Avoid litigation with alternative dispute resolution
Arbitration and mediation are two ways to avoid going to court—and they can save you a bundle of money.
Few, if any, business owners want to take a dispute to court. Lawsuits are expensive, time consuming and create stress. Fortunately, there are other paths to settling problems. Sometimes called “alternative dispute resolution” or ADR, arbitration and mediation are effective ways to avoid taking a conflict to court.
What’s the difference between arbitration and mediation?
When your dispute is settled by an arbitrator, his or her decision is binding; both parties must abide by it. In mediation, both parties decide whether or not to agree to a settlement.
There’s a difference in process, too.
Arbitration is similar to the court process in that both parties provide testimony and evidence. Before the process begins, both parties agree that the final decision is in the hands of the arbitrator, essentially making the arbitrator a judge.
In mediation, a neutral third party acts as negotiator between the disputing parties. There is only a settlement when both sides agree. There is typically some back and forth as the mediator meets with both parties, together and individually. If the parties don’t agree, a lawsuit is possible.
In both methods of ADR, the process is confidential unlike a court case where proceedings become part of the public record.

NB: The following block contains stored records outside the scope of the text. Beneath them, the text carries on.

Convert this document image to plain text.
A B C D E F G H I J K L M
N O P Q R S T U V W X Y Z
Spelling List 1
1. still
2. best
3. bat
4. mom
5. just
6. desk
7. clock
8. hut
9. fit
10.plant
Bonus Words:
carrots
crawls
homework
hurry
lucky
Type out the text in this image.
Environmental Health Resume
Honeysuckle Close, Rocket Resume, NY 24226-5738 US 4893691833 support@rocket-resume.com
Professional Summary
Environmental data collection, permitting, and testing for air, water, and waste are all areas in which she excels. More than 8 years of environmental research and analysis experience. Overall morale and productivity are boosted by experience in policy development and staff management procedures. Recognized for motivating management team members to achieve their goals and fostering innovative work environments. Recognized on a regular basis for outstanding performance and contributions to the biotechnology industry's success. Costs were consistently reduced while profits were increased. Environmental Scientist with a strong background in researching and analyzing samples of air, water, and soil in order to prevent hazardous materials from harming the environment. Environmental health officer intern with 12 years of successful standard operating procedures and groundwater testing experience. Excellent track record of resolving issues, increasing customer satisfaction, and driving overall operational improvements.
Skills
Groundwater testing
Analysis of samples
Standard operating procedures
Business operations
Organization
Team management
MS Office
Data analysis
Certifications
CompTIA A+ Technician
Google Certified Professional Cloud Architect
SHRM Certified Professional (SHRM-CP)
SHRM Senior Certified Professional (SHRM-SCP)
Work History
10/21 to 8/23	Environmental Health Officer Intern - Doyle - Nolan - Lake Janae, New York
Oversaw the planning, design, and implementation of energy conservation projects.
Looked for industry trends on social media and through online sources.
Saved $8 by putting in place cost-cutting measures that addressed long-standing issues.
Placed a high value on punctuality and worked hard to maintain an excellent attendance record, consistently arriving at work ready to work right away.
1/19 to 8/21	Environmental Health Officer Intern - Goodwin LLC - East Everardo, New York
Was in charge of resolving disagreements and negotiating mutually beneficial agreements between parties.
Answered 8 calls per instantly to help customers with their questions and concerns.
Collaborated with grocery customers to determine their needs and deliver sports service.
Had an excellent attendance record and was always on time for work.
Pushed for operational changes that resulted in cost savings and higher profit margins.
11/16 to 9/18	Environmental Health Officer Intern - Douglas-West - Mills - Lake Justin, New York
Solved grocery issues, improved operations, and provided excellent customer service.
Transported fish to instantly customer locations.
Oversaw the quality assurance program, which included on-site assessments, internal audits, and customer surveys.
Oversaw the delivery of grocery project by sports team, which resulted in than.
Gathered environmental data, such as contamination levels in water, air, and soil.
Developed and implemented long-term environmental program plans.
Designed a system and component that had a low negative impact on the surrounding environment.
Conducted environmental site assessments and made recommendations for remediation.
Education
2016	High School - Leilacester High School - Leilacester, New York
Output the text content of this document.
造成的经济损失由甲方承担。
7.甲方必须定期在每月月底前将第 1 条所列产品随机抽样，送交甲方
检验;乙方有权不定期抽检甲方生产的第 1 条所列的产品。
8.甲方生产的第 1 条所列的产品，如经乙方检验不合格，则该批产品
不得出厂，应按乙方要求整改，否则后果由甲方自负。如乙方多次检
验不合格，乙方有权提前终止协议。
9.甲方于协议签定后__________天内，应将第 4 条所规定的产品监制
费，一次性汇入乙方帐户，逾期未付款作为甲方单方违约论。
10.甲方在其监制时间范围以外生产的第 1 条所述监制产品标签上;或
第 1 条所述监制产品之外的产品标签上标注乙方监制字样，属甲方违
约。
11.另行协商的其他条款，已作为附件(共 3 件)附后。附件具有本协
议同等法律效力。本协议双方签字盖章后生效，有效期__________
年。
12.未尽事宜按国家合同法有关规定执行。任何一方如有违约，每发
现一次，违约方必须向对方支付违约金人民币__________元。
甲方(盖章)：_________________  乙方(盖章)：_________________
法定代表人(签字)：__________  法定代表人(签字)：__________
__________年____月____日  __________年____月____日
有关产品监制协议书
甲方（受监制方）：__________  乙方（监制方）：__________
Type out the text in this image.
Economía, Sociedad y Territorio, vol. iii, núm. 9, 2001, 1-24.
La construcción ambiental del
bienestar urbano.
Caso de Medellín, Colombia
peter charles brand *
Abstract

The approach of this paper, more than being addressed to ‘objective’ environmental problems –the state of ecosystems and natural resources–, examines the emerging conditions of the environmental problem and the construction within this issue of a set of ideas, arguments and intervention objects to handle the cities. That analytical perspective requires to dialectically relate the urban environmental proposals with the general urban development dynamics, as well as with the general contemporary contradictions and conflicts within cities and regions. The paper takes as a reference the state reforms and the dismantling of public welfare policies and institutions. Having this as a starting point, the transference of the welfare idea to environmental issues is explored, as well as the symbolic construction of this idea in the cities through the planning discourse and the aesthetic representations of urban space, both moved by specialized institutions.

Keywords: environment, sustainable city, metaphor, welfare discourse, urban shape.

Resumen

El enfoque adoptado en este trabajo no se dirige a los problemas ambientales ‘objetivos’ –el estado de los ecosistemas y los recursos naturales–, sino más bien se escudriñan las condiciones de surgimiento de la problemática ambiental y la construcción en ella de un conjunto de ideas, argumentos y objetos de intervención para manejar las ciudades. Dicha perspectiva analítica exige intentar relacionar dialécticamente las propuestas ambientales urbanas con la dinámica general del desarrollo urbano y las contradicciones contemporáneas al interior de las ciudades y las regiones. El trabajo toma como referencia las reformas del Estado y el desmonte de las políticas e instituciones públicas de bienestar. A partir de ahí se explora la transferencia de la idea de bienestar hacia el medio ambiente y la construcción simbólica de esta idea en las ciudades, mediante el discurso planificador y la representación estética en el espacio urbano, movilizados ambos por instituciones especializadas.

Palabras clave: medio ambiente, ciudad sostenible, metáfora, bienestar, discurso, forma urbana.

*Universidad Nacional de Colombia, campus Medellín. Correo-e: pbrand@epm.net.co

When do mediation and arbitration happen?
Sometimes, a clause is written in to a contract that states if a dispute arises, it will be settled through arbitration.
If there is no contract with an arbitration clause, the disputing parties can voluntarily agree to arbitration or mediation. Parties may also agree to arbitration if mediation fails.
During a lawsuit, a judge may order disputing parties to go to mediation.
If you have a contract with an arbitration or mediation clause, it should spell out who pays. Often costs are split but keep in mind expenses are not limited to the dispute resolution process.
In a mediated case it can be wise to seek counsel before you enter mediation so you understand the legal issues you face.
With arbitration, typically each side will pay for their own lawyer and witness costs, and split the cost of arbitration.
Who can mediate and arbitrate?
While the American Arbitration Association maintains a roster of impartial third parties who encourage disputing parties to craft a solution of their own, many people can serve as a mediator. This includes judges and leaders in the legal and business community.
When choosing a mediator, ask questions about their experience and clients they have worked with in the past. Use this mediation checklist from Harvard to interview mediator candidates.